Surabaya
Dikembalikannya SMA-SMK ke Kota/Kabupaten, Khofifah: Itu Bukan Saya Tapi MK

Memontum Surabaya – Keinginan Walikota Surabaya, Tri Rismaharini, terkait penggratisan biaya SMA/SMK ditanggapi Gubernur Jatim Khofifah Indar Parawansa. Menurutnya, jika SMA/SMK ini pengembalian ke kota/kabupaten yang ada di Jatim bukan kewenangannya sebagai gubernur.
“Bukan saya tapi MK (Mahkamah Konstitusi). Dan sudah pernah judicial review. Karena ini adalah amanat Undang-Undang No. 23 tahun 2014, bahwa kewenangan pengelolaan SMA/SMK itu di provinsi,” Khofifah saat dijumpai di SMAN 1 Surabaya, Senin (4/3/2019).
Khofifah jug mengatakan, jika di tahun 2017 pernah ada judicial review ke MK. Sayangnya, hal ini malah justru ditolak oleh MK. “Maka tetap berlaku Undang-Undang No. 23 tahun 2014 tentang Pemerintah Daerah, yaitu menetapkan kewenangan SMA/SMK di provinsi ada Kemendagri. Dan di tahun 2006 memungkinkan ada bantuan keuangan antar daerah,” ujarnya.

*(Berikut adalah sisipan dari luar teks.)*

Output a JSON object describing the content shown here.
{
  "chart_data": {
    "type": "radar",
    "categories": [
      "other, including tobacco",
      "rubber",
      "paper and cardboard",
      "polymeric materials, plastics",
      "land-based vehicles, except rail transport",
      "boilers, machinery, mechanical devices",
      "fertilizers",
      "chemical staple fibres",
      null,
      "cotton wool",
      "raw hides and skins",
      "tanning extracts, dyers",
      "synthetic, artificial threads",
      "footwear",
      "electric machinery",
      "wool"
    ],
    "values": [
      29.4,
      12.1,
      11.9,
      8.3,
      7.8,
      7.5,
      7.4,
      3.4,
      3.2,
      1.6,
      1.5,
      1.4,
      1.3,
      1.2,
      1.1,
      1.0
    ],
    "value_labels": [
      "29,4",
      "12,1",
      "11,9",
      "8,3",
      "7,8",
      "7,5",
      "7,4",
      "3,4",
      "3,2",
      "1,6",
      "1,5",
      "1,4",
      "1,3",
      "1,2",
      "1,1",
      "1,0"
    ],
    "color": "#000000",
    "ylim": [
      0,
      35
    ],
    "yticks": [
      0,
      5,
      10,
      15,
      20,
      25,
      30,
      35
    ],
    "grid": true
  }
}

Pun saat ini yang sudah berlangsung ada di Kota Pasuruan dan Kota Batu. Dari dua kota tersebut, Khofifah mengatakan telah menitipkan semacam spesifik blog grand ke Pemprov Jatim.
“Kemudian dikembalikan ke kota yang bersangkutan untuk sesuai dengan peruntukan bantuan kepada SMA/SMK. Kalau menggunakan referensi Kemendagri, bisa ada bantuan keuangan antar daerah,” jelasnya.